Foi feita uma visita técnica ao Conselho Tutelar do Bairro do Coroadinho, o qual o conselheiro Riosley Araújo Pinheiro informou que aqui em São Luís há 7(sete) Conselhos Tutelares instalados, estes são administrativamente ligados à Prefeitura de São Luís, através da Secretaria Municipal da Criança e da Assistência Social (SEMCAS), interligado também a Secretaria de Direitos Humanos do Governo Federal,  órgãos responsáveis por promover, estimular, acompanhar e zelar pelo cumprimento do Estatuto da Criança e do Adolescente.

De acordo com o Conselheiro Riosley, o pólo do Coroadinho abrange 84 bairros de São Luís, onde qualquer denúncia de violação de direitos da criança e adolescente nesses bairros a competência será deles para tentar resolver, lembrando que nos casos de abuso sexual, a competência é da Justiça, mas o Conselho Tutelar será o responsável para dar ciência ao judiciário de tal situação, para que sejam tomadas as devidas providências com base nessas considerações.

A função do Conselho Tutelar nas localidades abrangidas é fornecer apoio e tomar atitudes cabíveis dentro de sua competência nos casos de violação dos direitos da criança e do adolescente.

Também está nas obrigações do Conselho Tutelar através de um instrumento que ele dispõem para efetivar a garantia dos direitos do público alvo, esse instrumento chamado “Requisição de Serviço Público”, que tem como função de acordo com o artigo 136, III, a) que diz: “requisitar junto ao poder público serviços adequados de educação, saúde, serviço social, previdência, trabalho e segurança” na comunidade em que ele está inserido, visto que o Conselho tem essa  função de requisição de tais serviços, a qual as entidades devem atender.

O Conselho Tutelar também tem função fiscalizadora, conjuntamente com o Ministério Público e o Judiciário, como consta no artigo 95 do ECA que determina que “as entidades governamentais e não-governamentais referidas no Art. 90 serão fiscalizadas pelo Judiciário, pelo Ministério Público e pelos Conselhos Tutelares”.
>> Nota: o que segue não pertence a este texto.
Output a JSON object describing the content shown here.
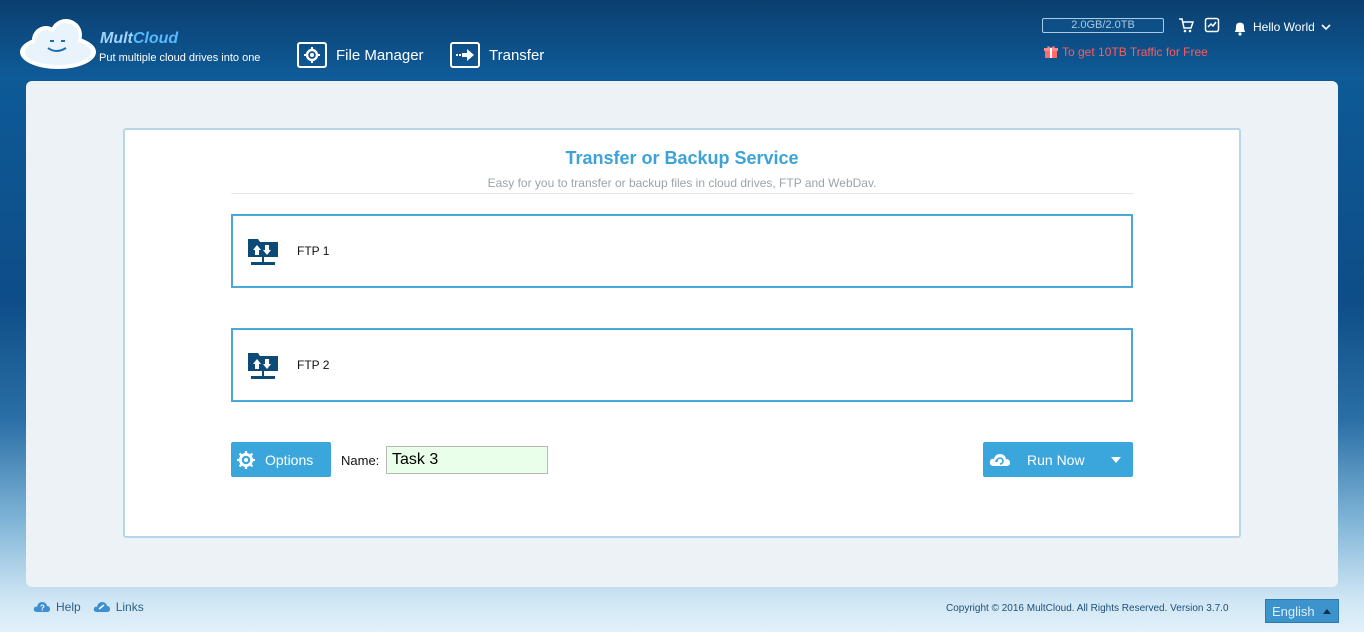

Cabe salientar que nos casos de ações de perda ou suspensão de poder familiar, por serem medidas que exigem procedimento judicial, não cabe ao Conselho aplicá-las, mas é atribuída a função de: “representar ao Ministério Público para efeito das ações de perda ou suspensão do poder familiar, após esgotadas as possibilidades de manutenção da criança ou do adolescente junto à família natural”, de acordo com o artigo 136, inciso XI.

Assim também, nesse caso de ações de perda ou suspensão do poder familiar, quando o Conselho tutelar entender imprescindível o afastamento do agressor e/ou abusador do convívio familiar, deve o mesmo comunicar ao MP, dando informações precisas para que sejam tomadas as providências cabíveis, em consonância com o artigo 136, parágrafo único do ECA.

Mas por ele ser autônomo, não quer dizer que não deva ser fiscalizado, pois cabe ao Ministério Público essa fiscalização.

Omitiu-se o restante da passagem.